Sunday, September 06, 2020

Concrete Joints and Waterstop



Over its long lifespan, concrete is subject to physical changes in length, width, height, and volume of its mass when subjected to environmental changes and mechanical conditions surrounding it. The effects may be a permanent contraction from drying shrinkage, carbonation, or creep, abnormal changes from chemical reactions of sulfate or alkali attacks, or merely applying a concrete load.


As the concrete moves, it relieves the internal stresses by forming a crack. Engineer designers minimize the unsightly appearance of self-formed cracks by introducing joints into the concrete to accommodate the movement without losing structural integrity. 


Contraction joints divide large pours of concrete into smaller structural units. Contraction joints create a man-made plane of weakness to regulate and control the location of a crack formed by moisture loss of concrete. Without this formed contraction joint, the concrete would freely crack in unexpected and unattractive places.


A scheduled or unscheduled interruption of the concrete pour 30 minutes or greater creates a construction joint.

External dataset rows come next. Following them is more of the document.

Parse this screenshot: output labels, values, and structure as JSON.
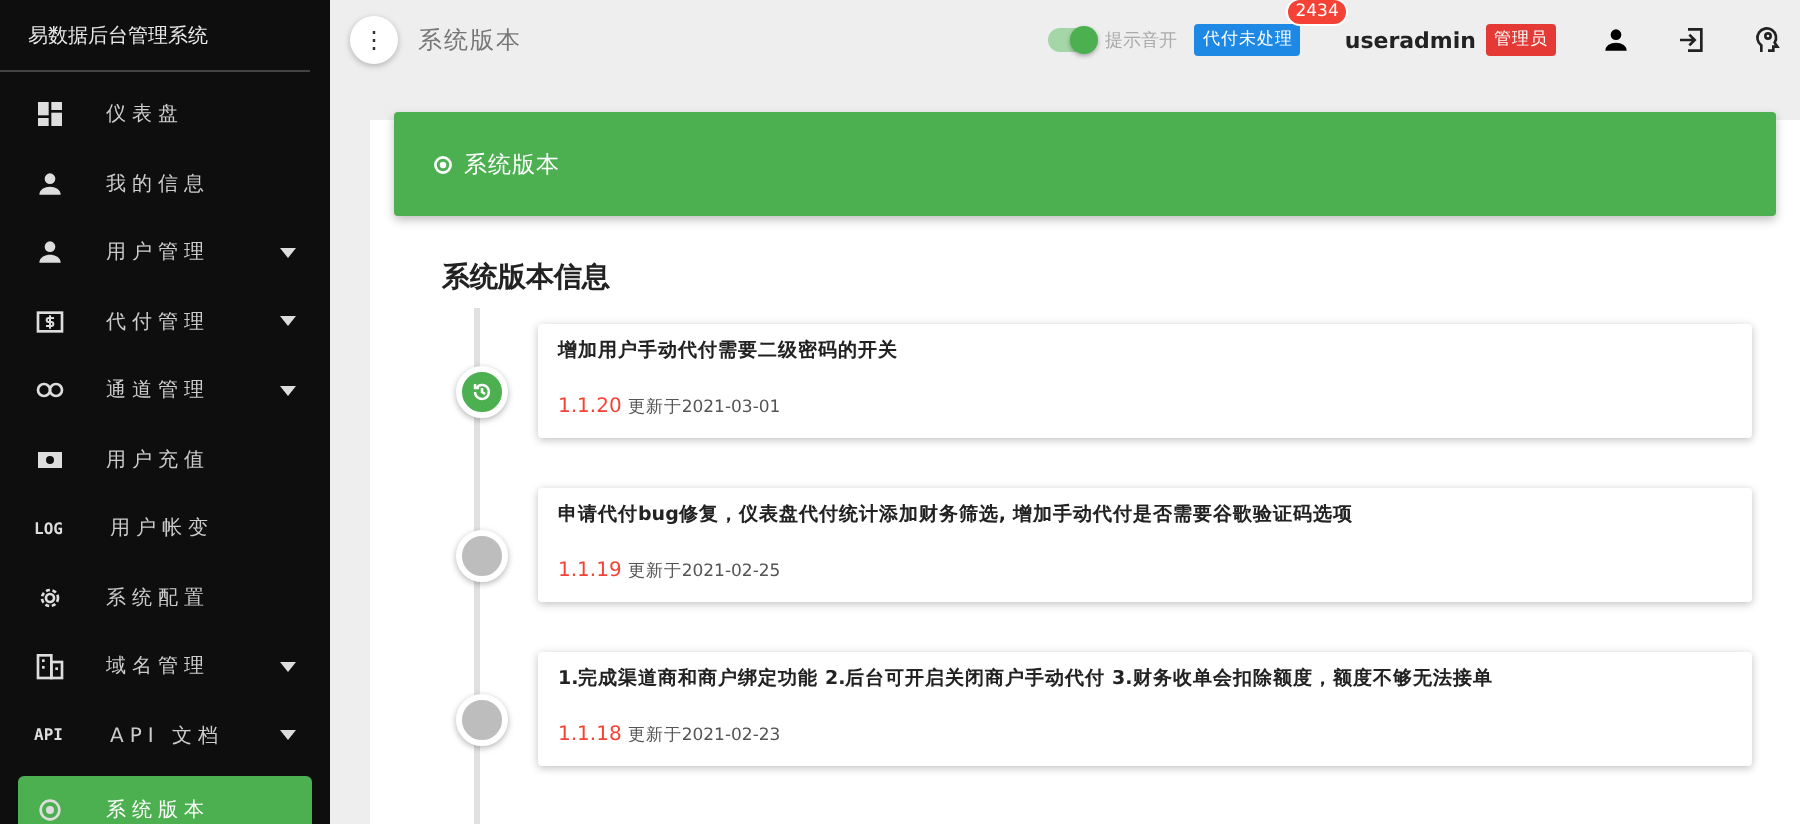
{
  "sidebar": {
    "title": "易数据后台管理系统",
    "items": [
      {
        "label": "仪表盘",
        "expandable": false,
        "selected": false
      },
      {
        "label": "我的信息",
        "expandable": false,
        "selected": false
      },
      {
        "label": "用户管理",
        "expandable": true,
        "selected": false
      },
      {
        "label": "代付管理",
        "expandable": true,
        "selected": false
      },
      {
        "label": "通道管理",
        "expandable": true,
        "selected": false
      },
      {
        "label": "用户充值",
        "expandable": false,
        "selected": false
      },
      {
        "label": "用户帐变",
        "icon_text": "LOG",
        "expandable": false,
        "selected": false
      },
      {
        "label": "系统配置",
        "expandable": false,
        "selected": false
      },
      {
        "label": "域名管理",
        "expandable": true,
        "selected": false
      },
      {
        "label": "API 文档",
        "icon_text": "API",
        "expandable": true,
        "selected": false
      },
      {
        "label": "系统版本",
        "expandable": false,
        "selected": true
      }
    ]
  },
  "header": {
    "menu_glyph": "⋮",
    "title": "系统版本",
    "sound_toggle": {
      "label": "提示音开",
      "on": true
    },
    "pending": {
      "label": "代付未处理",
      "count": "2434"
    },
    "username": "useradmin",
    "role": "管理员"
  },
  "banner": {
    "title": "系统版本"
  },
  "versions": {
    "heading": "系统版本信息",
    "items": [
      {
        "description": "增加用户手动代付需要二级密码的开关",
        "version": "1.1.20",
        "updated": "更新于2021-03-01",
        "current": true
      },
      {
        "description": "申请代付bug修复，仪表盘代付统计添加财务筛选, 增加手动代付是否需要谷歌验证码选项",
        "version": "1.1.19",
        "updated": "更新于2021-02-25",
        "current": false
      },
      {
        "description": "1.完成渠道商和商户绑定功能 2.后台可开启关闭商户手动代付 3.财务收单会扣除额度，额度不够无法接单",
        "version": "1.1.18",
        "updated": "更新于2021-02-23",
        "current": false
      }
    ]
  }
}
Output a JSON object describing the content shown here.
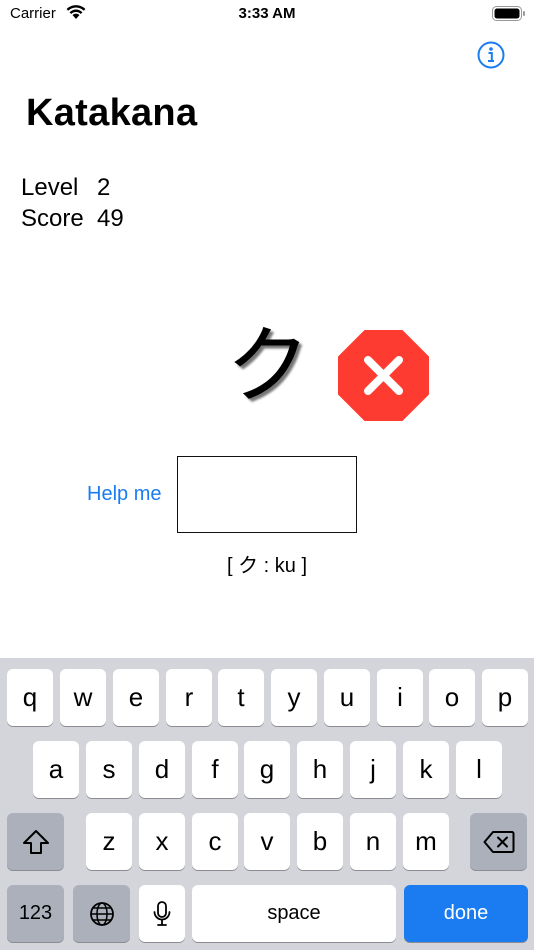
{
  "status_bar": {
    "carrier": "Carrier",
    "time": "3:33 AM"
  },
  "app": {
    "title": "Katakana"
  },
  "stats": {
    "level_label": "Level",
    "level_value": "2",
    "score_label": "Score",
    "score_value": "49"
  },
  "quiz": {
    "character": "ク",
    "result": "incorrect",
    "result_color": "#fe3b30"
  },
  "help": {
    "label": "Help me"
  },
  "answer": {
    "value": "",
    "placeholder": ""
  },
  "hint": {
    "text": "[ ク : ku ]"
  },
  "keyboard": {
    "row1": [
      "q",
      "w",
      "e",
      "r",
      "t",
      "y",
      "u",
      "i",
      "o",
      "p"
    ],
    "row2": [
      "a",
      "s",
      "d",
      "f",
      "g",
      "h",
      "j",
      "k",
      "l"
    ],
    "row3": [
      "z",
      "x",
      "c",
      "v",
      "b",
      "n",
      "m"
    ],
    "numbers_label": "123",
    "space_label": "space",
    "done_label": "done",
    "accent": "#1a7cf0"
  }
}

Designed to negate the compressive forces from abutting concrete structures that may occur due to expansion, loads, or differential movements, expansion joints require an actual gap between the concrete pours, filled with a compressible joint filler material such as foam, rubber, cork, or cane fiberboard.


Waterstop is a preformed joint material, metallic or nonmetallic, designed to stop the migration of fluids by creating an internal dam running across and along concrete joints.


Commercially available waterstops are either metallic or nonmetallic. Metallic waterstops possess high strength and extreme heat and cold resistance but offer little extensibility. Nonmetallic (plastic, rubber) waterstops provide flexibility rather than strength and have good extensibility, recovery, chemical resistance, and fatigue resistance.